About

Serverless Scraping ⛏️

Have you ever run into websites which show something cool interesting and you would like to see more of it but don't want to actually bother to remember the page to go back. This is what happened to me and the reasoning behind this project. Web Scraping is often used for places which do not offer proper programmatic solutions, like APIs or RSS feeds. The way the technology works is a serverless Lambda function (which is just some code that runs on the cloud) will request the page just like any regular browser. However, it will then read over and parse the data. At which point a script can exact parts I find interesting. Then to finish up the function will connect to my a PostgreSQL database and save the good bits. That is the basics of the function to collect the data. This ends up looking a lot like a regular API, which is not by accident, the intention is to make the data from a website into a more programmatically consumable source. Then at last to complete project, I wanted convenient way to see the data. There are an infite ways you can do this, phone apps, websites, or desktop applications, really anything you can imagine.


async function getUpComingMovies() {
  const html = await axios.get('https://www.imdb.com/calendar')
    .then(res => res.data)
    .catch(() => console.log('bad request'))
  const dom = new JSDOM(html)
  const main = dom.window.document.querySelector("#main")?.innerHTML
  const data = {}
  if (!main) return
  await Promise.all(main.split('\n').map(async line => {
    if (line) { // only read lines with content
      if (line.includes('<h4>')) { // date
        const text = line.replace(/<[^>]+>/g, '').trim().replace(/ /g, '_')
        data[text] = []
      } else if (line.includes('<a')) { // movie
        const lastDate = Object.keys(data)[Object.keys(data).length - 1]
        const partial = line.split('>')[1]
        const title = partial.substring(0, partial.length - 3);
        const href = 'https://www.imdb.com' + line.split('"')[1]
        let img = ''
        const arr = data[lastDate]
        console.log('+', title, '| img =', !!img)
        arr.push({ title, href, img })
        data[lastDate] = arr
      }
    }
  }))
  return data
}

How I ended up using it 🤖

I was able to get data from several sites that I found interesting. But now I had a different issue of how I would like to be viewing the data. Discord offers many different SDKs will full API coverage. I wrote a bot in both JavaScript and later again in Golang. This allowed me have scheduled posting the scrapped data viewable in a table like format.

Code 💾

This website repo

Lambda Scraper repo

Lambda Discord Bot repo

Issues I encountered 😤

I built the technology entirely using the AWS platform and the entire process is automated. I have rewrote this from JavaScript to Golang. I also used to use the Serverless framework to deploy the Lambda but switched it to Terraform. However, I do run into plenty of issues. Serverless is a large community project and goes through versioning as well as forks. I ran into issues with correctly setting up a API Gateway for my Lambda. I ran into issues with webpack since I first opted for ES6 code with conversion. In the end I cut Webpack due to it being too much overhead and too tricky to configure.

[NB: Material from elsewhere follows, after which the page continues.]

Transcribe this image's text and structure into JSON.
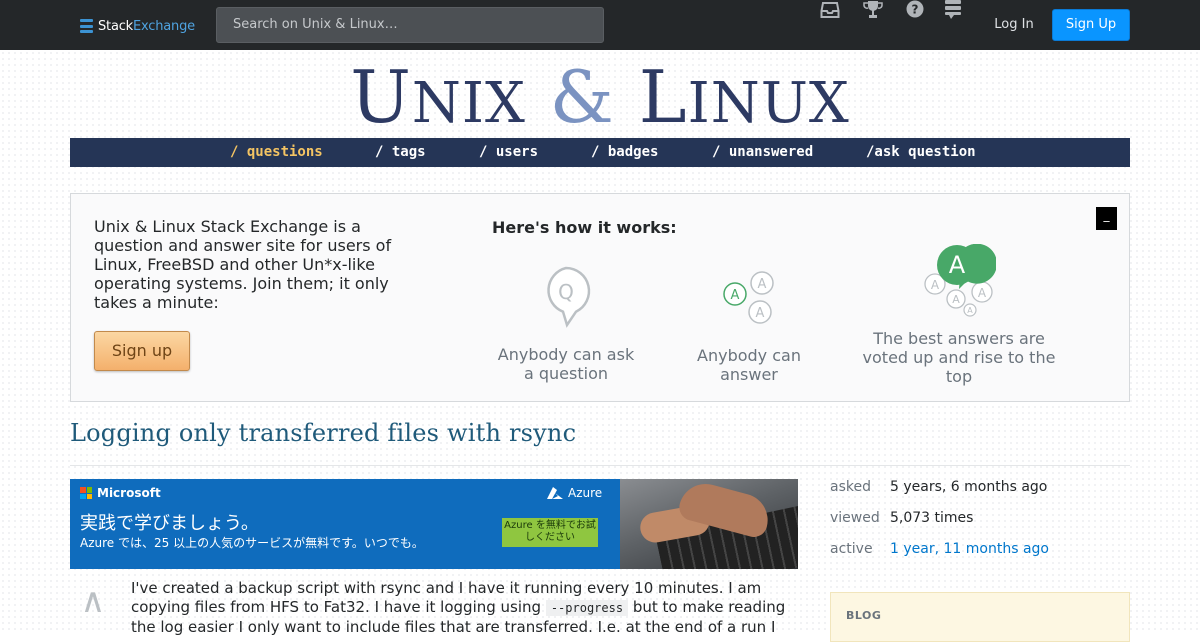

Then there was the AWS issue that I wanted to build the scraping technology also on lambda and triggerable through an endpoint. For endpoints like the trending-npm-1. I have multiple pages which are scraped and then compiled. The issue is not that the lambda timesout, it can run for up to 15 minutes as of 2021. The issue is that requests to API Gateway max out at 30 seconds. This means you should be responding within 30 seconds, which is reasonable. This did mean I needed to rewrite my application to comply with this timing, since some scrapes went on for nearly 50 seconds. Essentially I needed a lambda which would que another lambda and when that background lambda would finish it can have the first lambda send out a signal that it succeeded. This seemed too cumbersome and pointless. If all I was going to be getting was a '200 Ok, I'll tell a function to scrape'. I might as well have it be a crontab on a server and no api interface. This level of friction with the technology led me to compromise. I shortened every scrape function so it fit within the 30 second timeout. I do have the functions which scrape behind a password to prevent a monster bill. But the code is still viewable on github.